In 1511 Malacca, then the center of Asian trade, was conquered for Portugal by Afonso de Albuquerque. Getting to know the secret location of the so-called "spice islands" – the Banda Islands in the Moluccas, then the single world source of nutmeg and cloves, main purpose for the travels in the Indian sea – he sent an expedition led by António de Abreu to Banda, via the Lesser Sunda Islands, where they were the first Europeans to arrive in early 1512.〔Hannard (1991), page 7; 〕 Before reaching Banda, they first touched the islands of Buru, Ambon, and Seram, and then the Banda Islands. Later, after a separation forced by a shipwreck, his vice-captain Francisco Serrão, went again to the north and sank off Ternate, where he obtained a license to build a Portuguese fortress-factory: the .

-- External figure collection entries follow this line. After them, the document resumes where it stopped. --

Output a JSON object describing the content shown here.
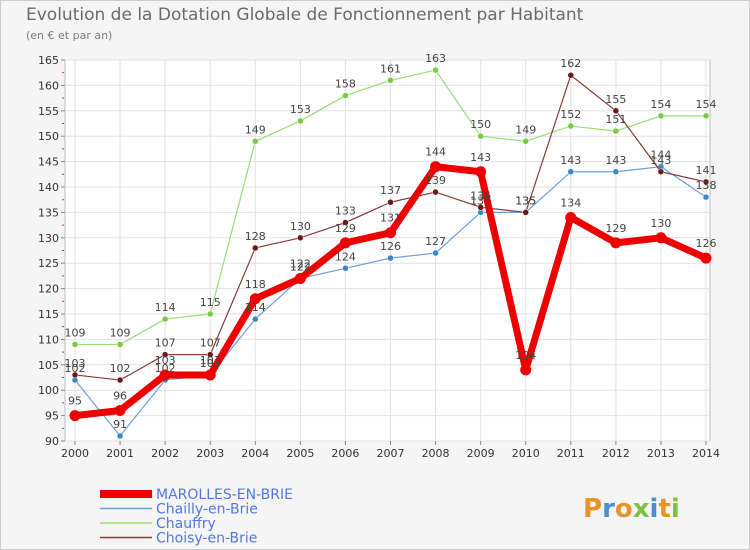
{
  "chart_data": {
    "type": "line",
    "title": "Evolution de la Dotation Globale de Fonctionnement par Habitant",
    "subtitle": "(en € et par an)",
    "xlabel": "",
    "ylabel": "",
    "x": [
      "2000",
      "2001",
      "2002",
      "2003",
      "2004",
      "2005",
      "2006",
      "2007",
      "2008",
      "2009",
      "2010",
      "2011",
      "2012",
      "2013",
      "2014"
    ],
    "ylim": [
      90,
      165
    ],
    "yticks": [
      90,
      95,
      100,
      105,
      110,
      115,
      120,
      125,
      130,
      135,
      140,
      145,
      150,
      155,
      160,
      165
    ],
    "legend_position": "bottom-left",
    "series": [
      {
        "name": "Chailly-en-Brie",
        "color": "#6ca0d8",
        "marker": "#3a86c8",
        "width": 1.2,
        "values": [
          102,
          91,
          102,
          103,
          114,
          122,
          124,
          126,
          127,
          135,
          135,
          143,
          143,
          144,
          138
        ]
      },
      {
        "name": "Chauffry",
        "color": "#99dd77",
        "marker": "#77cc44",
        "width": 1.2,
        "values": [
          109,
          109,
          114,
          115,
          149,
          153,
          158,
          161,
          163,
          150,
          149,
          152,
          151,
          154,
          154
        ]
      },
      {
        "name": "Choisy-en-Brie",
        "color": "#8b3a3a",
        "marker": "#6b1a1a",
        "width": 1.2,
        "values": [
          103,
          102,
          107,
          107,
          128,
          130,
          133,
          137,
          139,
          136,
          135,
          162,
          155,
          143,
          141
        ]
      },
      {
        "name": "MAROLLES-EN-BRIE",
        "color": "#ee0000",
        "marker": "#ee0000",
        "width": 7,
        "values": [
          95,
          96,
          103,
          103,
          118,
          122,
          129,
          131,
          144,
          143,
          104,
          134,
          129,
          130,
          126
        ]
      }
    ],
    "legend_order": [
      "MAROLLES-EN-BRIE",
      "Chailly-en-Brie",
      "Chauffry",
      "Choisy-en-Brie"
    ]
  },
  "logo": {
    "text": "Proxiti",
    "colors": [
      "#e8942a",
      "#4a90d0",
      "#e8942a",
      "#7cc242",
      "#4a90d0",
      "#e8942a",
      "#7cc242"
    ]
  }
}
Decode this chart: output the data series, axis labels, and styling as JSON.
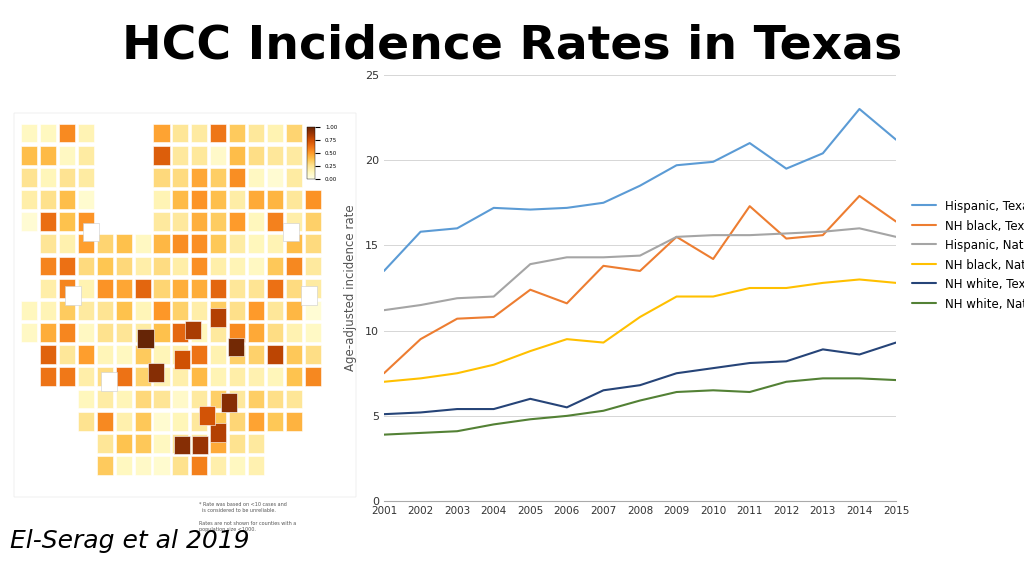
{
  "title": "HCC Incidence Rates in Texas",
  "title_fontsize": 34,
  "title_fontweight": "bold",
  "ylabel": "Age-adjusted incidence rate",
  "years": [
    2001,
    2002,
    2003,
    2004,
    2005,
    2006,
    2007,
    2008,
    2009,
    2010,
    2011,
    2012,
    2013,
    2014,
    2015
  ],
  "series_data": {
    "Hispanic, Texas": [
      13.5,
      15.8,
      16.0,
      17.2,
      17.1,
      17.2,
      17.5,
      18.5,
      19.7,
      19.9,
      21.0,
      19.5,
      20.4,
      23.0,
      21.2
    ],
    "NH black, Texas": [
      7.5,
      9.5,
      10.7,
      10.8,
      12.4,
      11.6,
      13.8,
      13.5,
      15.5,
      14.2,
      17.3,
      15.4,
      15.6,
      17.9,
      16.4
    ],
    "Hispanic, Nationwide": [
      11.2,
      11.5,
      11.9,
      12.0,
      13.9,
      14.3,
      14.3,
      14.4,
      15.5,
      15.6,
      15.6,
      15.7,
      15.8,
      16.0,
      15.5
    ],
    "NH black, Nationwide": [
      7.0,
      7.2,
      7.5,
      8.0,
      8.8,
      9.5,
      9.3,
      10.8,
      12.0,
      12.0,
      12.5,
      12.5,
      12.8,
      13.0,
      12.8
    ],
    "NH white, Texas": [
      5.1,
      5.2,
      5.4,
      5.4,
      6.0,
      5.5,
      6.5,
      6.8,
      7.5,
      7.8,
      8.1,
      8.2,
      8.9,
      8.6,
      9.3
    ],
    "NH white, Nationwide": [
      3.9,
      4.0,
      4.1,
      4.5,
      4.8,
      5.0,
      5.3,
      5.9,
      6.4,
      6.5,
      6.4,
      7.0,
      7.2,
      7.2,
      7.1
    ]
  },
  "series_order": [
    "Hispanic, Texas",
    "NH black, Texas",
    "Hispanic, Nationwide",
    "NH black, Nationwide",
    "NH white, Texas",
    "NH white, Nationwide"
  ],
  "colors": {
    "Hispanic, Texas": "#5B9BD5",
    "NH black, Texas": "#ED7D31",
    "Hispanic, Nationwide": "#A5A5A5",
    "NH black, Nationwide": "#FFC000",
    "NH white, Texas": "#264478",
    "NH white, Nationwide": "#538135"
  },
  "ylim": [
    0,
    25
  ],
  "yticks": [
    0,
    5,
    10,
    15,
    20,
    25
  ],
  "citation": "El-Serag et al 2019",
  "citation_fontsize": 18,
  "background_color": "#FFFFFF",
  "grid_color": "#CCCCCC",
  "grid_alpha": 0.8
}
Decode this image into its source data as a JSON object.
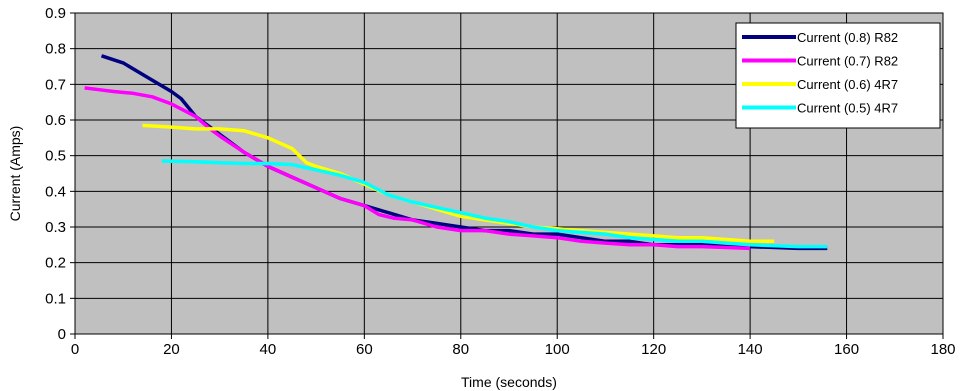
{
  "chart_data": {
    "type": "line",
    "title": "",
    "xlabel": "Time (seconds)",
    "ylabel": "Current (Amps)",
    "xlim": [
      0,
      180
    ],
    "ylim": [
      0,
      0.9
    ],
    "x_ticks": [
      0,
      20,
      40,
      60,
      80,
      100,
      120,
      140,
      160,
      180
    ],
    "y_ticks": [
      0,
      0.1,
      0.2,
      0.3,
      0.4,
      0.5,
      0.6,
      0.7,
      0.8,
      0.9
    ],
    "x_tick_labels": [
      "0",
      "20",
      "40",
      "60",
      "80",
      "100",
      "120",
      "140",
      "160",
      "180"
    ],
    "y_tick_labels": [
      "0",
      "0.1",
      "0.2",
      "0.3",
      "0.4",
      "0.5",
      "0.6",
      "0.7",
      "0.8",
      "0.9"
    ],
    "grid": true,
    "plot_background": "#c0c0c0",
    "legend_position": "top-right",
    "series": [
      {
        "name": "Current (0.8) R82",
        "color": "#000080",
        "points": [
          [
            5.5,
            0.78
          ],
          [
            10,
            0.76
          ],
          [
            15,
            0.72
          ],
          [
            20,
            0.68
          ],
          [
            22,
            0.66
          ],
          [
            25,
            0.61
          ],
          [
            30,
            0.56
          ],
          [
            35,
            0.51
          ],
          [
            40,
            0.47
          ],
          [
            45,
            0.44
          ],
          [
            50,
            0.41
          ],
          [
            55,
            0.38
          ],
          [
            60,
            0.36
          ],
          [
            65,
            0.34
          ],
          [
            70,
            0.32
          ],
          [
            75,
            0.31
          ],
          [
            80,
            0.3
          ],
          [
            85,
            0.29
          ],
          [
            90,
            0.29
          ],
          [
            95,
            0.28
          ],
          [
            100,
            0.28
          ],
          [
            105,
            0.27
          ],
          [
            110,
            0.26
          ],
          [
            115,
            0.26
          ],
          [
            120,
            0.25
          ],
          [
            125,
            0.25
          ],
          [
            130,
            0.25
          ],
          [
            140,
            0.245
          ],
          [
            150,
            0.24
          ],
          [
            156,
            0.24
          ]
        ]
      },
      {
        "name": "Current (0.7) R82",
        "color": "#ff00ff",
        "points": [
          [
            2,
            0.69
          ],
          [
            5,
            0.685
          ],
          [
            8,
            0.68
          ],
          [
            12,
            0.675
          ],
          [
            16,
            0.665
          ],
          [
            20,
            0.645
          ],
          [
            25,
            0.61
          ],
          [
            28,
            0.575
          ],
          [
            30,
            0.555
          ],
          [
            35,
            0.51
          ],
          [
            40,
            0.47
          ],
          [
            45,
            0.44
          ],
          [
            50,
            0.41
          ],
          [
            55,
            0.38
          ],
          [
            60,
            0.36
          ],
          [
            63,
            0.335
          ],
          [
            66,
            0.325
          ],
          [
            70,
            0.32
          ],
          [
            75,
            0.3
          ],
          [
            80,
            0.29
          ],
          [
            85,
            0.29
          ],
          [
            90,
            0.28
          ],
          [
            95,
            0.275
          ],
          [
            100,
            0.27
          ],
          [
            105,
            0.26
          ],
          [
            110,
            0.255
          ],
          [
            115,
            0.25
          ],
          [
            120,
            0.25
          ],
          [
            125,
            0.245
          ],
          [
            130,
            0.245
          ],
          [
            140,
            0.24
          ]
        ]
      },
      {
        "name": "Current (0.6) 4R7",
        "color": "#ffff00",
        "points": [
          [
            14,
            0.585
          ],
          [
            20,
            0.58
          ],
          [
            25,
            0.575
          ],
          [
            30,
            0.575
          ],
          [
            35,
            0.57
          ],
          [
            40,
            0.55
          ],
          [
            45,
            0.52
          ],
          [
            48,
            0.48
          ],
          [
            50,
            0.47
          ],
          [
            55,
            0.45
          ],
          [
            60,
            0.42
          ],
          [
            65,
            0.39
          ],
          [
            70,
            0.37
          ],
          [
            75,
            0.35
          ],
          [
            80,
            0.33
          ],
          [
            85,
            0.32
          ],
          [
            90,
            0.31
          ],
          [
            95,
            0.3
          ],
          [
            100,
            0.295
          ],
          [
            105,
            0.29
          ],
          [
            110,
            0.285
          ],
          [
            115,
            0.28
          ],
          [
            120,
            0.275
          ],
          [
            125,
            0.27
          ],
          [
            130,
            0.27
          ],
          [
            135,
            0.265
          ],
          [
            140,
            0.26
          ],
          [
            145,
            0.26
          ]
        ]
      },
      {
        "name": "Current (0.5) 4R7",
        "color": "#00ffff",
        "points": [
          [
            18,
            0.485
          ],
          [
            25,
            0.483
          ],
          [
            30,
            0.48
          ],
          [
            35,
            0.478
          ],
          [
            40,
            0.478
          ],
          [
            45,
            0.475
          ],
          [
            50,
            0.46
          ],
          [
            55,
            0.445
          ],
          [
            60,
            0.425
          ],
          [
            65,
            0.39
          ],
          [
            70,
            0.37
          ],
          [
            75,
            0.355
          ],
          [
            80,
            0.34
          ],
          [
            85,
            0.325
          ],
          [
            90,
            0.315
          ],
          [
            95,
            0.3
          ],
          [
            100,
            0.29
          ],
          [
            105,
            0.285
          ],
          [
            110,
            0.28
          ],
          [
            115,
            0.27
          ],
          [
            120,
            0.265
          ],
          [
            125,
            0.26
          ],
          [
            130,
            0.26
          ],
          [
            135,
            0.255
          ],
          [
            140,
            0.25
          ],
          [
            150,
            0.245
          ],
          [
            156,
            0.245
          ]
        ]
      }
    ]
  }
}
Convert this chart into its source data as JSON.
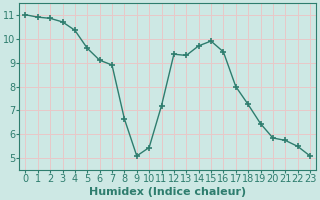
{
  "x": [
    0,
    1,
    2,
    3,
    4,
    5,
    6,
    7,
    8,
    9,
    10,
    11,
    12,
    13,
    14,
    15,
    16,
    17,
    18,
    19,
    20,
    21,
    22,
    23
  ],
  "y": [
    11.0,
    10.9,
    10.85,
    10.7,
    10.35,
    9.6,
    9.1,
    8.9,
    6.65,
    5.1,
    5.45,
    7.2,
    9.35,
    9.3,
    9.7,
    9.9,
    9.45,
    8.0,
    7.25,
    6.45,
    5.85,
    5.75,
    5.5,
    5.1
  ],
  "line_color": "#2e7d6e",
  "marker": "+",
  "marker_size": 5,
  "bg_color": "#cde8e4",
  "grid_color": "#e8c8c8",
  "tick_color": "#2e7d6e",
  "xlabel": "Humidex (Indice chaleur)",
  "xlim": [
    -0.5,
    23.5
  ],
  "ylim": [
    4.5,
    11.5
  ],
  "yticks": [
    5,
    6,
    7,
    8,
    9,
    10,
    11
  ],
  "xticks": [
    0,
    1,
    2,
    3,
    4,
    5,
    6,
    7,
    8,
    9,
    10,
    11,
    12,
    13,
    14,
    15,
    16,
    17,
    18,
    19,
    20,
    21,
    22,
    23
  ],
  "font_size": 7,
  "xlabel_fontsize": 8
}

Letters sent from Serrão to Ferdinand Magellan, who were friends and possibly cousins, describing the "Spice Islands", helped Magellan persuade the Spanish crown to finance the first circumnavigation travel.〔R. A. Donkin, ("Between east and west: the Moluccas and the traffic in spices up to the arrival of Europeans" ), p.29, Volume 248 of Memoirs of the American Philosophical Society, DIANE Publishing, 2003
ISBN 0-87169-248-1〕〔Hannard, Willard A. (1991). Indonesian Banda: Colonialism and its Aftermath in the Nutmeg Islands. Bandanaira: Yayasan Warisan dan Budaya Banda Naira.〕 On November 6, 1521, the Moluccas, "cradle of all spices," were reached from the east by Magellan's fleet, sailing then under Juan Sebastián Elcano, at the service of the Spanish Crown. Before Magellan and Serrão could meet in the Moluccas, Serrão died on the island of Ternate, almost at the same time Magellan was killed in the battle of Mactan in the Philippines.〔Duarte Barbosa; Mansel Longworth Dames; Fernão de Magalhães. The book of Duarte Barbosa: an account of the countries bordering on the Indian Ocean and their inhabitants. New Delhi: ISBN 81-206-0451-2〕
After the Magellan expedition (1519–1522), Charles V sent an expedition led by García Jofre de Loaísa to colonize the islands, claiming that they were in his zone of the Treaty of Tordesillas.〔The expedition of García Jofre de Loaísa (1525–1526) aimed to occupy and colonize the Moluccas. The fleet of seven ships and 450 men included the most notable Spanish navigators: Juan Sebastián Elcano, who lost his life in this expedition, and the young Andrés de Urdaneta.〕 The expedition reached with difficulty the Moluccas, docking at Tidore, where the Spanish later founded a fort. The conflict with the Portuguese already established in Ternate there was inevitable, resulting in the Spanish defeat after a year of fighting, starting nearly a decade of skirmishes over the possession.